Les “collages” apparaissent un peu partout dans Paris. Ces messages engagés, affichés dans la rue, aux yeux de tous, sont rapidement devenus un nouvel outil militant. Le mouvement particulier des “colleur.euse” de Paris s’organise pour se “réapproprier la rue”, espace d’insécurité pour les minorités de genres, et y crier l’injustice du sexisme quotidien. L’homophobie, les violences policières, et bien d’autres sujets de société y trouvent également leurs places.
Simple feuille de papier collée à la pierre, les collages se pérennisent grâce aux clichés des photographes qui suivent l’évolution du mouvement. On a eu la chance de rencontrer Tay Calenda, Léa Michaëlis et Asling Giuliani, avec qui on a discuté de l’intérêt de l’engagement personnel dans la démarche d’un photo-journaliste.
Vous pourriez présenter rapidement votre parcours professionnel ?
Asling : A l’origine, je ne viens pas du tout de la photo. J’ai fait une école de cinéma. Mais peu à peu, je me suis rendu compte que construire une image ce n’était pas pour moi. Je me suis donc intéressée à la photo, j’en fais depuis dix ans maintenant.

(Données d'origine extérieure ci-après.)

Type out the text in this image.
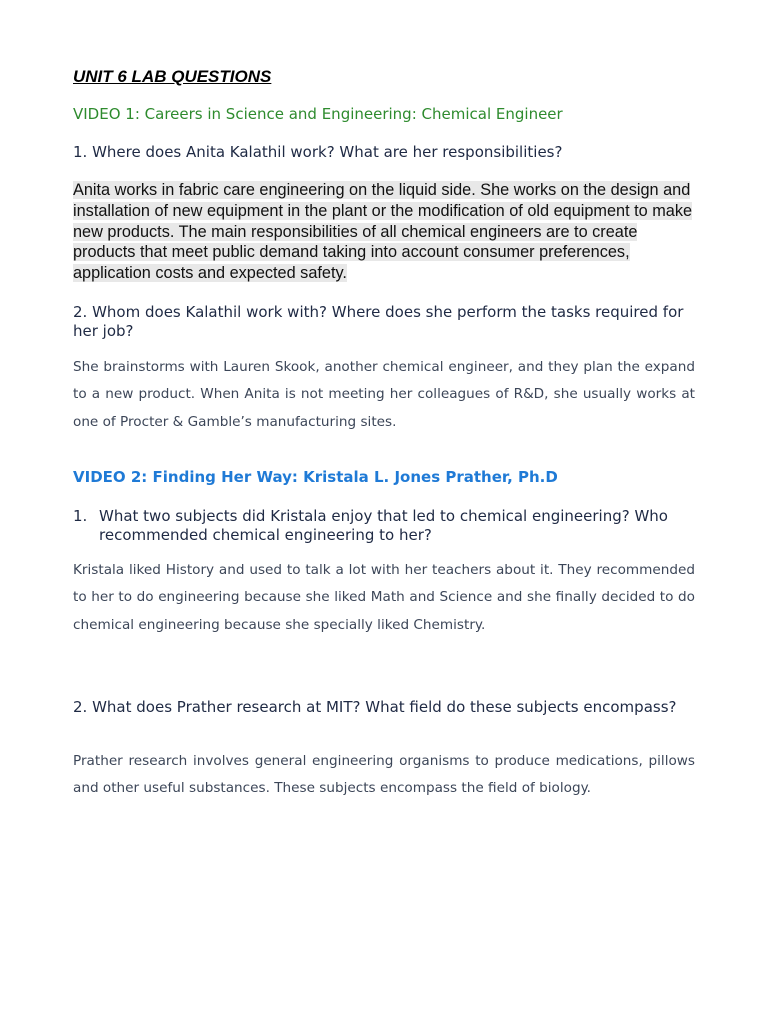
UNIT 6 LAB QUESTIONS
VIDEO 1: Careers in Science and Engineering: Chemical Engineer

1. Where does Anita Kalathil work? What are her responsibilities?

Anita works in fabric care engineering on the liquid side. She works on the design and installation of new equipment in the plant or the modification of old equipment to make new products. The main responsibilities of all chemical engineers are to create products that meet public demand taking into account consumer preferences, application costs and expected safety.

2. Whom does Kalathil work with? Where does she perform the tasks required for her job?

She brainstorms with Lauren Skook, another chemical engineer, and they plan the expand to a new product. When Anita is not meeting her colleagues of R&D, she usually works at one of Procter & Gamble’s manufacturing sites.

VIDEO 2: Finding Her Way: Kristala L. Jones Prather, Ph.D

1. What two subjects did Kristala enjoy that led to chemical engineering? Who recommended chemical engineering to her?

Kristala liked History and used to talk a lot with her teachers about it. They recommended to her to do engineering because she liked Math and Science and she finally decided to do chemical engineering because she specially liked Chemistry.

2. What does Prather research at MIT? What field do these subjects encompass?

Prather research involves general engineering organisms to produce medications, pillows and other useful substances. These subjects encompass the field of biology.
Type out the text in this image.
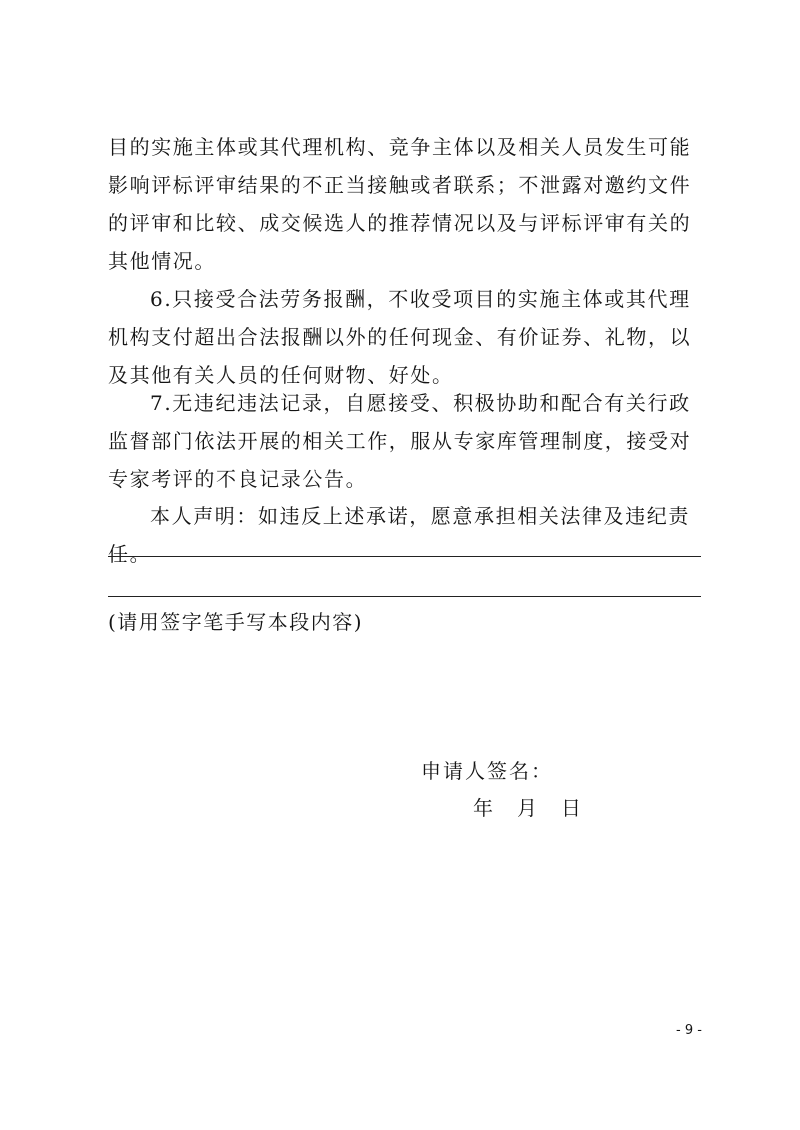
目的实施主体或其代理机构、竞争主体以及相关人员发生可能影响评标评审结果的不正当接触或者联系；不泄露对邀约文件的评审和比较、成交候选人的推荐情况以及与评标评审有关的其他情况。

6.只接受合法劳务报酬，不收受项目的实施主体或其代理机构支付超出合法报酬以外的任何现金、有价证券、礼物，以及其他有关人员的任何财物、好处。

7.无违纪违法记录，自愿接受、积极协助和配合有关行政监督部门依法开展的相关工作，服从专家库管理制度，接受对专家考评的不良记录公告。

本人声明：如违反上述承诺，愿意承担相关法律及违纪责任。

(请用签字笔手写本段内容)
申请人签名：
年 月 日
- 9 -
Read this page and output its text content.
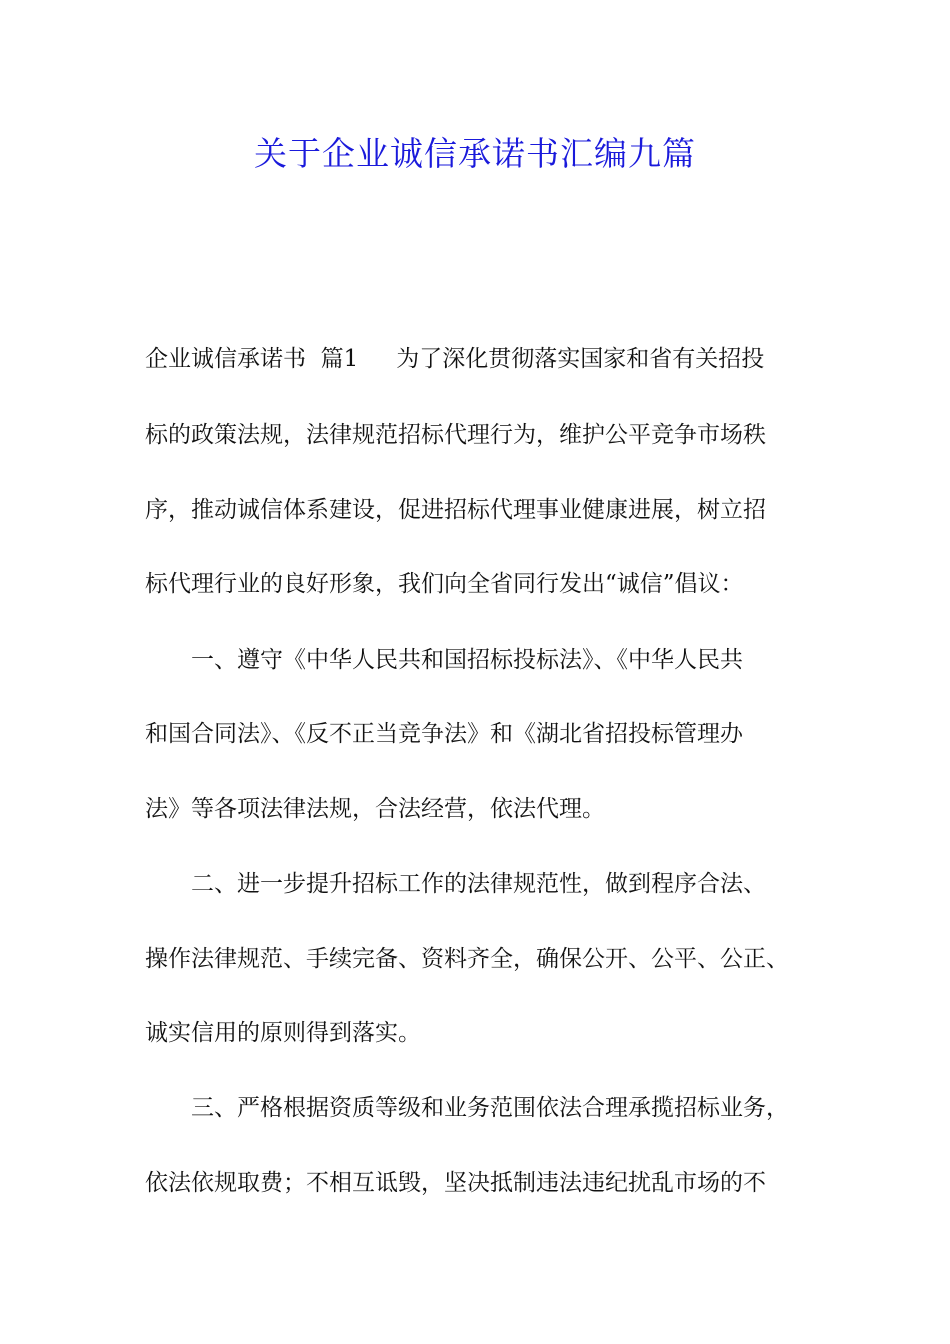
关于企业诚信承诺书汇编九篇
企业诚信承诺书  篇1 为了深化贯彻落实国家和省有关招投
标的政策法规，法律规范招标代理行为，维护公平竞争市场秩
序，推动诚信体系建设，促进招标代理事业健康进展，树立招
标代理行业的良好形象，我们向全省同行发出“诚信”倡议：
一、遵守《中华人民共和国招标投标法》、《中华人民共
和国合同法》、《反不正当竞争法》和《湖北省招投标管理办
法》等各项法律法规，合法经营，依法代理。
二、进一步提升招标工作的法律规范性，做到程序合法、
操作法律规范、手续完备、资料齐全，确保公开、公平、公正、
诚实信用的原则得到落实。
三、严格根据资质等级和业务范围依法合理承揽招标业务，
依法依规取费；不相互诋毁，坚决抵制违法违纪扰乱市场的不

Je me suis toujours intéressée à ce qui se passait dans la rue. Pas nécessairement en manifestation, j’ai aussi fait beaucoup de sessions où je prenais des clichés de Paris la nuit. Puis je me suis rapprochée de terrains plus engagés, car ce sont des sujets que je trouvais intéressants pour moi, je pouvais y apprendre une autre manière de faire, je n’étais plus seule au milieu de la rue.
Léa : Je suis 100 % autodidacte, j’ai commencé vers neuf ou dix ans à faire de la photo. Au début, je voulais plus m’orienter vers la mode, mais je trouvais le milieu très sexiste, j’ai arrêté rapidement.
Et, en fait, en arrivant à Paris, le photojournalisme m’a attirée très vite. Je ne viens pas d’un endroit où les luttes sont très présentes, où on milite beaucoup. Et je me suis engagée dans les collages, au début vraiment pour coller. Et puis, à force d’être en retrait, j’ai eu envie de faire des photos des membres du mouvement.
Tay : Je suis italienne, je suis arrivée à vingt ans en France. J’ai longtemps pratiqué la photographie argentique, mais je n’étais vraiment pas très douée. Je me suis donc acheté un appareil numérique, j’ai fait une école et j’ai commencé à travailler dans des studios.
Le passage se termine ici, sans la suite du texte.